Блаженная лень молодости! Как неповторима она и как важна. И как быстро, как невозвратимо проходит! Увлечения, благородные порывы, иллюзии, разочарования — эти признанные атрибуты юности остаются с нами в течение всей жизни. Из них составляется самая жизнь; но блаженное ничегонеделание — отдохновение еще не натруженных жил, огражденного, внутрь себя обращенного ума — принадлежит только юности и умирает вместе с ней. Быть может, в чертогах чистилища души героев одаряются им взамен райского блаженства, в котором им отказано; быть может, самое райское блаженство имеет нечто общее с этим земным состоянием; я, во всяком случае, ощущал себя почти на небесах все те блаженные дни в Брайдсхеде.
— Почему этот дом зовется «Замок»?
— Он и был замком, пока его не перенесли.
— То есть как это?
— Да так. У нас был замок, он стоял в миле отсюда, рядом с деревней. Потом нам приглянулась эта долина, мы разобрали замок, перевезли сюда камни и здесь построили новый дом. Я этому рад. А вы?
— Если бы он был мой, я не жил бы больше нигде.
— Но, Чарльз, он ведь не мой. Сейчас, правда, он принадлежит мне, но обычно в нем кишат алчные звери. Вот если бы так могло быть всегда — всегда лето, всегда ни живой души, и фрукты созрели, и Алоизиус в хорошем настроении…
Вот так мне нравится вспоминать его — в инвалидном кресле, среди летнего великолепия обследующим вместе со мною заколдованный замок, нравится вспоминать, как он катит свое кресло по садовым дорожкам между двумя рядами вечнозеленого кустарника, разыскивая поспевшую клубнику и срывая теплые фиги, как протискивается из теплицы в теплицу, из аромата в аромат, из климата в климат, чтобы срезать гроздь мускатного винограда и выбрать орхидеи для наших бутоньерок, как он с притворным трудом ковыляет вверх по лестнице в бывшую детскую и сидит там рядом со мной на вытертом цветастом ковре, разложив вокруг по полу все содержимое старого ящика для игрушек, а няня Хокинс мирно штопает в углу и негромко говорит: «Хороши, что один, что другой! Малые дети, право. Этому, что ли, вас в колледже учат?» Или как он лежит навзничь на разогретой каменной ступени колоннады, а я сижу рядом на стуле и пытаюсь зарисовать фонтан.
— А купол тоже Иниго Джонса? По виду он более поздний.

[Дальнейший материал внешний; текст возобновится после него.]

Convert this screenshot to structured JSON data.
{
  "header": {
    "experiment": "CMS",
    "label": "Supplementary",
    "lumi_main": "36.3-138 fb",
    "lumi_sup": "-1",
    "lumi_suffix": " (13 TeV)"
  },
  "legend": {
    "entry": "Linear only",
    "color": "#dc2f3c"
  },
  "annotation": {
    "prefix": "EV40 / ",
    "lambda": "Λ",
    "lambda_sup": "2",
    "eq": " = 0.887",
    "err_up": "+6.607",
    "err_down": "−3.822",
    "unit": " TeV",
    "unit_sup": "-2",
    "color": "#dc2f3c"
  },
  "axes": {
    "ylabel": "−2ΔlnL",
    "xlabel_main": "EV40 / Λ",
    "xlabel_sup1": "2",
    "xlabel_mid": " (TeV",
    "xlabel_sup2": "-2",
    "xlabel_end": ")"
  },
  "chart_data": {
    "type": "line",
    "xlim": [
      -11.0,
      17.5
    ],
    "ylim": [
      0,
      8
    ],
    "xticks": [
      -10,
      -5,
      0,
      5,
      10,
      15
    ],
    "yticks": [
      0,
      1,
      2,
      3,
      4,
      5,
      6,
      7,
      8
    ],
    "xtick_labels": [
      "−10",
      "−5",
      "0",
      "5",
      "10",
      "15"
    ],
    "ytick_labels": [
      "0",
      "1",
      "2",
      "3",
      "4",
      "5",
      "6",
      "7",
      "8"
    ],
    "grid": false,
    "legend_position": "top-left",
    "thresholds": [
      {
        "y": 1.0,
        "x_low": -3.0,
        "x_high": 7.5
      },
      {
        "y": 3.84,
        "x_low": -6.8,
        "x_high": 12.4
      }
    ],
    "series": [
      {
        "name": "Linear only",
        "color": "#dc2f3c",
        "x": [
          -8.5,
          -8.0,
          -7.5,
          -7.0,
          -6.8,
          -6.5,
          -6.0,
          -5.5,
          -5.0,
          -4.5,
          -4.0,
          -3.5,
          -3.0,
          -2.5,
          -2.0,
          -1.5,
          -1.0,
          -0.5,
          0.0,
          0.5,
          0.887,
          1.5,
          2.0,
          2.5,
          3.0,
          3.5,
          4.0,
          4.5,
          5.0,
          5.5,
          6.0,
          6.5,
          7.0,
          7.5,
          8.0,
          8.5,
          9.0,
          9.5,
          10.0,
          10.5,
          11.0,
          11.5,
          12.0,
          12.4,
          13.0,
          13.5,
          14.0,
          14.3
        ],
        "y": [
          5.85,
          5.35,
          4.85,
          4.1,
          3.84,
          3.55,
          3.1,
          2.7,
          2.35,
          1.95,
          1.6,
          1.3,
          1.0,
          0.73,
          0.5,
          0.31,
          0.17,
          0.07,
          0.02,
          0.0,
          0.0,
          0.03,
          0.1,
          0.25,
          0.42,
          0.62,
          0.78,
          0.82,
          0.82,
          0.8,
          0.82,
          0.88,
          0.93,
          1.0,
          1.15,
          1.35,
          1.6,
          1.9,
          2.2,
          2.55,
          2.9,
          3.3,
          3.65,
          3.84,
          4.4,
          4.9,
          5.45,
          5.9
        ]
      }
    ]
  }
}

— Ах, Чарльз, не будьте таким туристом. Не всё ли равно, когда он построен? Важно, что он красивый.
— Меня такие вещи интересуют.
— О боже, я думал, мне удалось отучить вас от всего этого, непобедимый мистер Коллинз.
Жить в этих стенах, бродить по комнатам, переходить из Соуновской библиотеки в китайскую гостиную, где голова шла кругом от золоченых пагод и кивающих мандаринов, живописных свитков и чиппендейльской резьбы, из помпейского салона в большой, увешанный гобеленами зал, который простоял таким, каким был создан, вот уже два с половиной столетия, просиживать долгие часы на затененной террасе — всё это служило само по себе бесценным эстетическим уроком.